Getting Even exposes the discrepancy between what women and men make -- and how it affects us all. It reveals that the wage gap is not going away on its own. And it explains how to close the wage gap -- and, finally, get women even.
In this intelligently argued and startling book, Evelyn Murphy, Ph.D., humanizes the numbers through real-life stories and a wealth of data that has never before been examined. She shows how the wage gap pinches the daily lives of families throughout the country, at every economic level and in every industry. And she explains why, even though women have more opportunities than their mothers did, the wage gap persists: The American workplace still harbors an astonishing amount of discrimination, including blatant as well as complex hidden barriers, unspoken assumptions, unexamined attitudes, and habitual ways of behaving.
But Murphy also brings good news: The wage gap can be closed. Having served as an economist, politician, public official, and corporate officer, she has a 360-degree view of the problem -- and of the solution.

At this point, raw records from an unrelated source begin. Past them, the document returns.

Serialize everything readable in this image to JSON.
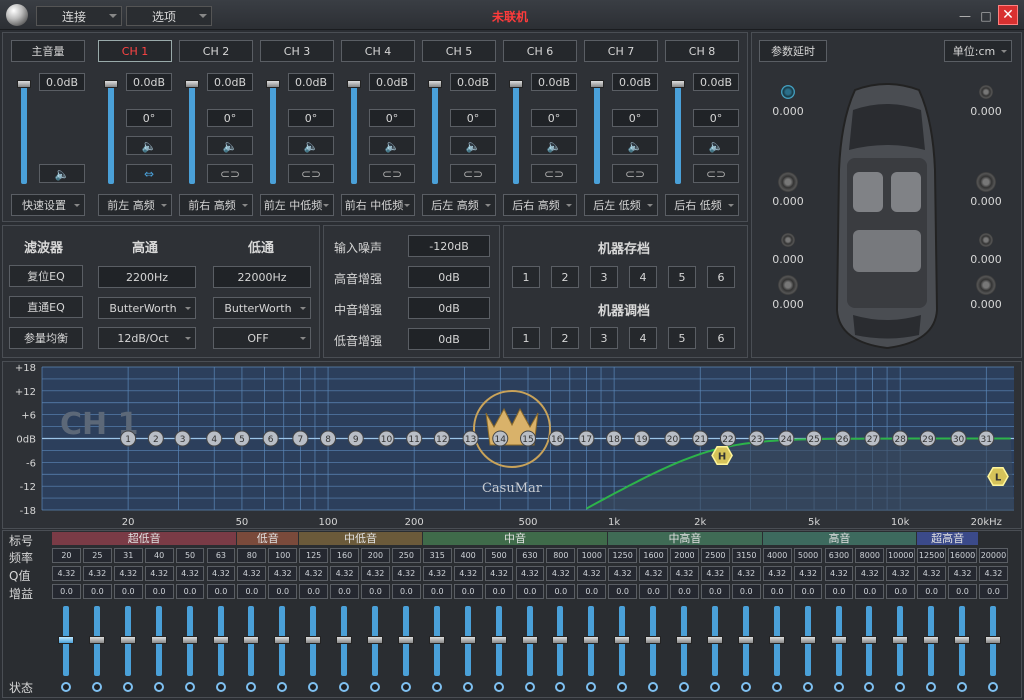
{
  "titlebar": {
    "menu_connect": "连接",
    "menu_options": "选项",
    "status": "未联机",
    "minimize": "—",
    "maximize": "□",
    "close": "✕"
  },
  "channels": {
    "master": "主音量",
    "tabs": [
      "CH 1",
      "CH 2",
      "CH 3",
      "CH 4",
      "CH 5",
      "CH 6",
      "CH 7",
      "CH 8"
    ],
    "level": "0.0dB",
    "phase": "0°",
    "quick": "快速设置",
    "names": [
      "前左 高频",
      "前右 高频",
      "前左 中低频",
      "前右 中低频",
      "后左 高频",
      "后右 高频",
      "后左 低频",
      "后右 低频"
    ]
  },
  "delay": {
    "preset_label": "参数延时",
    "unit_label": "单位:cm",
    "values": [
      "0.000",
      "0.000",
      "0.000",
      "0.000",
      "0.000",
      "0.000",
      "0.000",
      "0.000"
    ]
  },
  "filter": {
    "title": "滤波器",
    "high": "高通",
    "low": "低通",
    "reset": "复位EQ",
    "bypass": "直通EQ",
    "peq": "参量均衡",
    "hp_freq": "2200Hz",
    "lp_freq": "22000Hz",
    "hp_type": "ButterWorth",
    "lp_type": "ButterWorth",
    "hp_slope": "12dB/Oct",
    "lp_slope": "OFF"
  },
  "gains": {
    "input_noise": "输入噪声",
    "input_noise_val": "-120dB",
    "treble": "高音增强",
    "treble_val": "0dB",
    "mid": "中音增强",
    "mid_val": "0dB",
    "bass": "低音增强",
    "bass_val": "0dB"
  },
  "memory": {
    "save_title": "机器存档",
    "load_title": "机器调档",
    "slots": [
      "1",
      "2",
      "3",
      "4",
      "5",
      "6"
    ]
  },
  "eq_graph": {
    "channel": "CH 1",
    "y_ticks": [
      "+18",
      "+12",
      "+6",
      "0dB",
      "-6",
      "-12",
      "-18"
    ],
    "x_ticks": [
      "20",
      "50",
      "100",
      "200",
      "500",
      "1k",
      "2k",
      "5k",
      "10k",
      "20kHz"
    ],
    "points": [
      "1",
      "2",
      "3",
      "4",
      "5",
      "6",
      "7",
      "8",
      "9",
      "10",
      "11",
      "12",
      "13",
      "14",
      "15",
      "16",
      "17",
      "18",
      "19",
      "20",
      "21",
      "22",
      "23",
      "24",
      "25",
      "26",
      "27",
      "28",
      "29",
      "30",
      "31"
    ],
    "hp_marker": "H",
    "lp_marker": "L",
    "brand": "CasuMar"
  },
  "eq_bands": {
    "row_labels": {
      "band": "标号",
      "freq": "频率",
      "q": "Q值",
      "gain": "增益",
      "state": "状态"
    },
    "groups": [
      {
        "name": "超低音",
        "color": "#7a3b46"
      },
      {
        "name": "低音",
        "color": "#7a4a3b"
      },
      {
        "name": "中低音",
        "color": "#6b5a3a"
      },
      {
        "name": "中音",
        "color": "#3f6b4a"
      },
      {
        "name": "中高音",
        "color": "#3f6b55"
      },
      {
        "name": "高音",
        "color": "#3d6a5e"
      },
      {
        "name": "超高音",
        "color": "#3b4a8a"
      }
    ],
    "freqs": [
      "20",
      "25",
      "31",
      "40",
      "50",
      "63",
      "80",
      "100",
      "125",
      "160",
      "200",
      "250",
      "315",
      "400",
      "500",
      "630",
      "800",
      "1000",
      "1250",
      "1600",
      "2000",
      "2500",
      "3150",
      "4000",
      "5000",
      "6300",
      "8000",
      "10000",
      "12500",
      "16000",
      "20000"
    ],
    "q": "4.32",
    "gain": "0.0"
  }
}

In a book that will explode into public debate, Murphy issues the indictment, rouses us to action -- and tells us exactly how to get even.
PUBLISHERS WEEKLY
More than 40 years after the Civil Rights Act prohibited gender bias in the workplace, women are still earning almost 25% less than comparably employed men. For Murphy, the reason why is obvious: persistent unintentional, and sometimes even intentional, discrimination. "Today's conventional wisdom about what causes the gender wage gap ignores anything that happens behind employers' doors," Murphy, who has a doctorate in economics and is a former lieutenant governor of Minnesota, points out. To open those doors, she examined scores of recent lawsuits, which provided her with more than 200 pages worth of stories and statistics guaranteed to convince even the most satisfied working woman that on-the-job discrimination is "still with us, and it's not going away on its own." Murphy, with the help of Graff, a senior correspondent for the American Prospect, analyzes five types of discrimination "blatant sex discrimination, sexual harassment, workplace sex segregation, everyday discrimination and discrimination against mothers" and calculates that, over a lifetime, each working woman loses between $700,000 and $2 million because of them that means less money for bills, homes, investments and retirement plans. As an antidote, the book's last third offers detailed case studies of MIT, Mitsubishi and the state of Minnesota, working sites that, under pressure, implemented large-scale changes to address inequities. Murphy gives readers the tools and the inspiration they'll need to tackle individual discrimination issues without necessarily going to court, but her goal is obviously larger than that. As the president of the WAGE Project, she aims to rile the public at large into action so that the wage gap can be closed, for good, in the next 10 years.